La santé de Paul Biya, qui est à la tête du pays depuis 1982, refait surface dans le débat public alors que des rumeurs circulent sur une possible nomination de son fils, Paul Biya Jr., à un poste de vice-présidence. Cette manœuvre pourrait être perçue comme un effort pour préparer une transition dynastique, renforçant ainsi les craintes d'un système politique basé sur le népotisme.

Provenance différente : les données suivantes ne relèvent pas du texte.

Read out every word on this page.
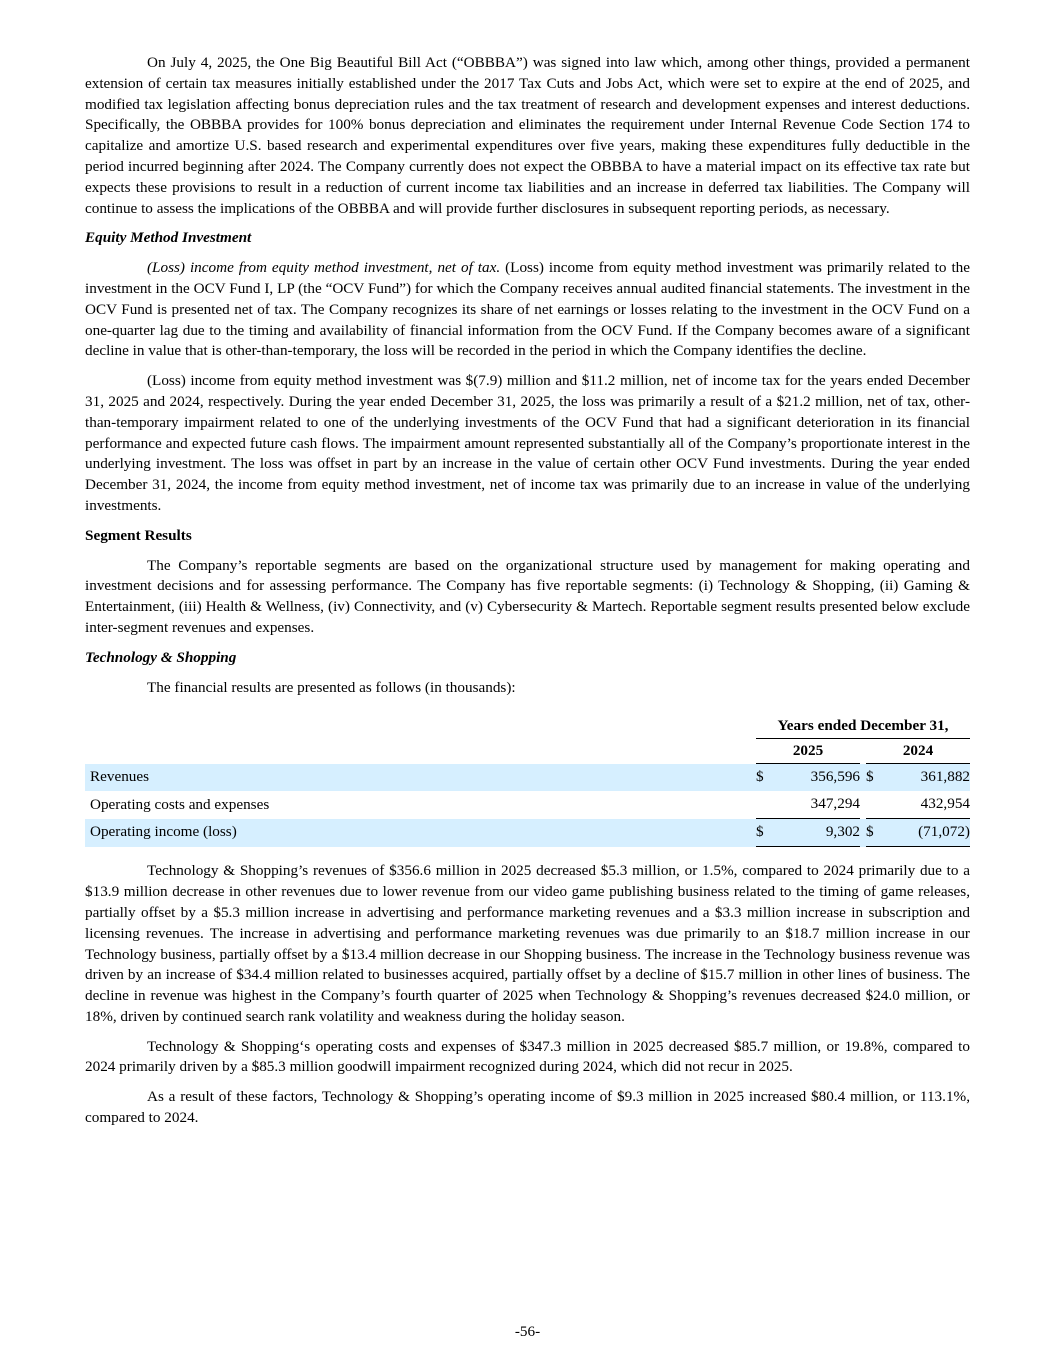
On July 4, 2025, the One Big Beautiful Bill Act (“OBBBA”) was signed into law which, among other things, provided a permanent extension of certain tax measures initially established under the 2017 Tax Cuts and Jobs Act, which were set to expire at the end of 2025, and modified tax legislation affecting bonus depreciation rules and the tax treatment of research and development expenses and interest deductions. Specifically, the OBBBA provides for 100% bonus depreciation and eliminates the requirement under Internal Revenue Code Section 174 to capitalize and amortize U.S. based research and experimental expenditures over five years, making these expenditures fully deductible in the period incurred beginning after 2024. The Company currently does not expect the OBBBA to have a material impact on its effective tax rate but expects these provisions to result in a reduction of current income tax liabilities and an increase in deferred tax liabilities. The Company will continue to assess the implications of the OBBBA and will provide further disclosures in subsequent reporting periods, as necessary.

Equity Method Investment

(Loss) income from equity method investment, net of tax. (Loss) income from equity method investment was primarily related to the investment in the OCV Fund I, LP (the “OCV Fund”) for which the Company receives annual audited financial statements. The investment in the OCV Fund is presented net of tax. The Company recognizes its share of net earnings or losses relating to the investment in the OCV Fund on a one-quarter lag due to the timing and availability of financial information from the OCV Fund. If the Company becomes aware of a significant decline in value that is other-than-temporary, the loss will be recorded in the period in which the Company identifies the decline.

(Loss) income from equity method investment was $(7.9) million and $11.2 million, net of income tax for the years ended December 31, 2025 and 2024, respectively. During the year ended December 31, 2025, the loss was primarily a result of a $21.2 million, net of tax, other-than-temporary impairment related to one of the underlying investments of the OCV Fund that had a significant deterioration in its financial performance and expected future cash flows. The impairment amount represented substantially all of the Company’s proportionate interest in the underlying investment. The loss was offset in part by an increase in the value of certain other OCV Fund investments. During the year ended December 31, 2024, the income from equity method investment, net of income tax was primarily due to an increase in value of the underlying investments.

Segment Results

The Company’s reportable segments are based on the organizational structure used by management for making operating and investment decisions and for assessing performance. The Company has five reportable segments: (i) Technology & Shopping, (ii) Gaming & Entertainment, (iii) Health & Wellness, (iv) Connectivity, and (v) Cybersecurity & Martech. Reportable segment results presented below exclude inter-segment revenues and expenses.

Technology & Shopping

The financial results are presented as follows (in thousands):

	Years ended December 31,				
	2025			2024	
Revenues	$	356,596		$	361,882
Operating costs and expenses		347,294			432,954
Operating income (loss)	$	9,302		$	(71,072)

Technology & Shopping’s revenues of $356.6 million in 2025 decreased $5.3 million, or 1.5%, compared to 2024 primarily due to a $13.9 million decrease in other revenues due to lower revenue from our video game publishing business related to the timing of game releases, partially offset by a $5.3 million increase in advertising and performance marketing revenues and a $3.3 million increase in subscription and licensing revenues. The increase in advertising and performance marketing revenues was due primarily to an $18.7 million increase in our Technology business, partially offset by a $13.4 million decrease in our Shopping business. The increase in the Technology business revenue was driven by an increase of $34.4 million related to businesses acquired, partially offset by a decline of $15.7 million in other lines of business. The decline in revenue was highest in the Company’s fourth quarter of 2025 when Technology & Shopping’s revenues decreased $24.0 million, or 18%, driven by continued search rank volatility and weakness during the holiday season.

Technology & Shopping‘s operating costs and expenses of $347.3 million in 2025 decreased $85.7 million, or 19.8%, compared to 2024 primarily driven by a $85.3 million goodwill impairment recognized during 2024, which did not recur in 2025.

As a result of these factors, Technology & Shopping’s operating income of $9.3 million in 2025 increased $80.4 million, or 113.1%, compared to 2024.

-56-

Les événements récents ont suscité un regain d'intérêt pour la question de la succession au Cameroun, notamment parmi les opposants politiques et les citoyens qui s'interrogent sur l'avenir de la gouvernance dans le pays. Alors que Biya continue de se faire soigner à l'étranger, les rumeurs d'un passage de flambeau à son fils soulèvent des inquiétudes quant à la continuité de son régime et à la démocratie au Cameroun.

Ce séjour à l'étranger du président Biya coïncide avec des appels croissants à une réforme politique et à une plus grande transparence dans le processus de succession. Les critiques soutiennent que la santé fragile du président et les manœuvres autour de son fils mettent en lumière un manque de préparation pour une transition démocratique pacifique. Alors que les Camerounais espèrent un avenir politique plus stable, la situation actuelle souligne les défis persistants auxquels le pays est confronté.